Lithuania to open trade representation office in Taiwan despite China's opposition

The office will be opened in a bid to boost economic diplomacy in Asia.
The office will be opened in a bid to boost economic diplomacy in Asia.PHOTO: REUTERS

VILNIUS, LITHUANIA (REUTERS) - Lithuania will open a trade representation office this year in Taiwan, which China considers a breakaway province.

The office will be opened in a bid to boost economic diplomacy in Asia, the spokesman of the Economic and Innovation Ministry told Reuters on Wednesday (March 3).

Few countries have embassies in Taiwan, but several, including the European Union and some of its members, hold representative and trade offices on the island instead.

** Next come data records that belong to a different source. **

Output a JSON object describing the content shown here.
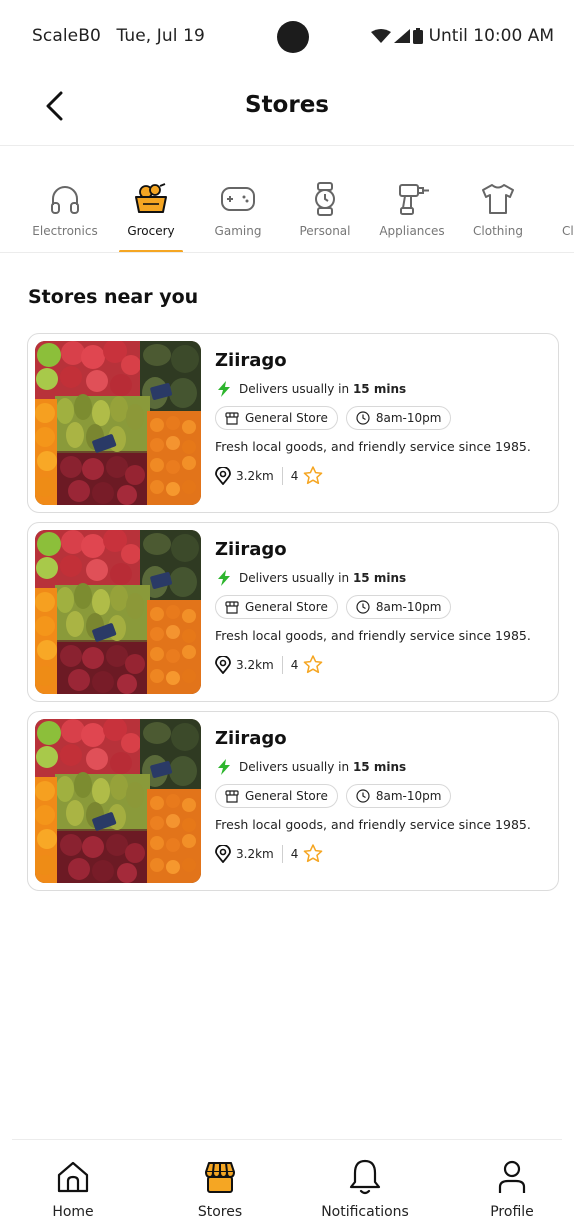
{
  "status_bar": {
    "carrier": "ScaleB0",
    "date": "Tue, Jul 19",
    "alarm": "Until 10:00 AM"
  },
  "header": {
    "title": "Stores"
  },
  "categories": [
    {
      "label": "Electronics",
      "icon": "headphones-icon",
      "active": false
    },
    {
      "label": "Grocery",
      "icon": "grocery-basket-icon",
      "active": true
    },
    {
      "label": "Gaming",
      "icon": "gamepad-icon",
      "active": false
    },
    {
      "label": "Personal",
      "icon": "watch-icon",
      "active": false
    },
    {
      "label": "Appliances",
      "icon": "drill-icon",
      "active": false
    },
    {
      "label": "Clothing",
      "icon": "tshirt-icon",
      "active": false
    },
    {
      "label": "Cl",
      "icon": "partial-category-icon",
      "active": false
    }
  ],
  "section_title": "Stores near you",
  "stores": [
    {
      "name": "Ziirago",
      "delivery_prefix": "Delivers usually in",
      "delivery_time": "15 mins",
      "type": "General Store",
      "hours": "8am-10pm",
      "description": "Fresh local goods, and friendly service since 1985.",
      "distance": "3.2km",
      "rating": "4"
    },
    {
      "name": "Ziirago",
      "delivery_prefix": "Delivers usually in",
      "delivery_time": "15 mins",
      "type": "General Store",
      "hours": "8am-10pm",
      "description": "Fresh local goods, and friendly service since 1985.",
      "distance": "3.2km",
      "rating": "4"
    },
    {
      "name": "Ziirago",
      "delivery_prefix": "Delivers usually in",
      "delivery_time": "15 mins",
      "type": "General Store",
      "hours": "8am-10pm",
      "description": "Fresh local goods, and friendly service since 1985.",
      "distance": "3.2km",
      "rating": "4"
    }
  ],
  "bottom_nav": [
    {
      "label": "Home",
      "icon": "home-icon",
      "active": false
    },
    {
      "label": "Stores",
      "icon": "store-icon",
      "active": true
    },
    {
      "label": "Notifications",
      "icon": "bell-icon",
      "active": false
    },
    {
      "label": "Profile",
      "icon": "user-icon",
      "active": false
    }
  ],
  "colors": {
    "accent": "#f5a623",
    "bolt": "#2db52d",
    "star": "#f5a623",
    "text": "#111111",
    "muted": "#777777"
  }
}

Responding to Lithuania's decision, China said on Thursday that it firmly opposes the practice of countries establishing official institutions in Taiwan.

China urged Lithuania to stick to the "one China" principle, foreign ministry spokesman Wang Wenbin told reporters at a regular news briefing in Beijing.

There is only one China in the world,” he told a daily news briefing in Beijing on Thursday.

Taiwan’s Foreign Ministry said it had no information on the matter but that it welcomed any move that strengthened bilateral relations.

In a separate move, Lithuania would also prefer direct or European Union-led economic ties to participating in a China-led "17+1" grouping with Central European countries, a foreign ministry spokesman said.

The area of the 12 European Union members and five Western Balkan states which aspires to join the bloc is key to China's Belt and Road Initiative.

This effort aims to link China by sea and land with south-east and central Asia, the Middle East, Europe and Africa, through an infrastructure network on the lines of the old Silk Road.

But the courting by China has fuelled concern in Western European capitals that Beijing is seeking to divide the continent, and prompted complaints about its push for control of joint investment projects.

"It is not an international organisation, it has no membership, so we are not talking about joining it or about leaving it", foreign ministry spokesman Vytaute Smaizyte told Reuters on Wednesday.

"In our opinion, the economic initiative did not bring the expected result to Lithuania, so we plan to concentrate on developing our economic relationship with China bilaterally, and within the framework of EU and China cooperation," she added.

Chinese President Xi Jinping last month at a virtual summit pledged to import goods worth more than US$170 billion (S$226 billion) from the region in the next five years, doubling its purchases of agricultural products.

Lithuania sent only its transport minister and Estonia its foreign minister, rather than government leaders, to the summit, chaired by Mr Xi, out of apparent concern over Chinese policies.

Taiwan thanked the EU member in November as its new ruling coalition committed to support "those fighting for freedom" in Taiwan.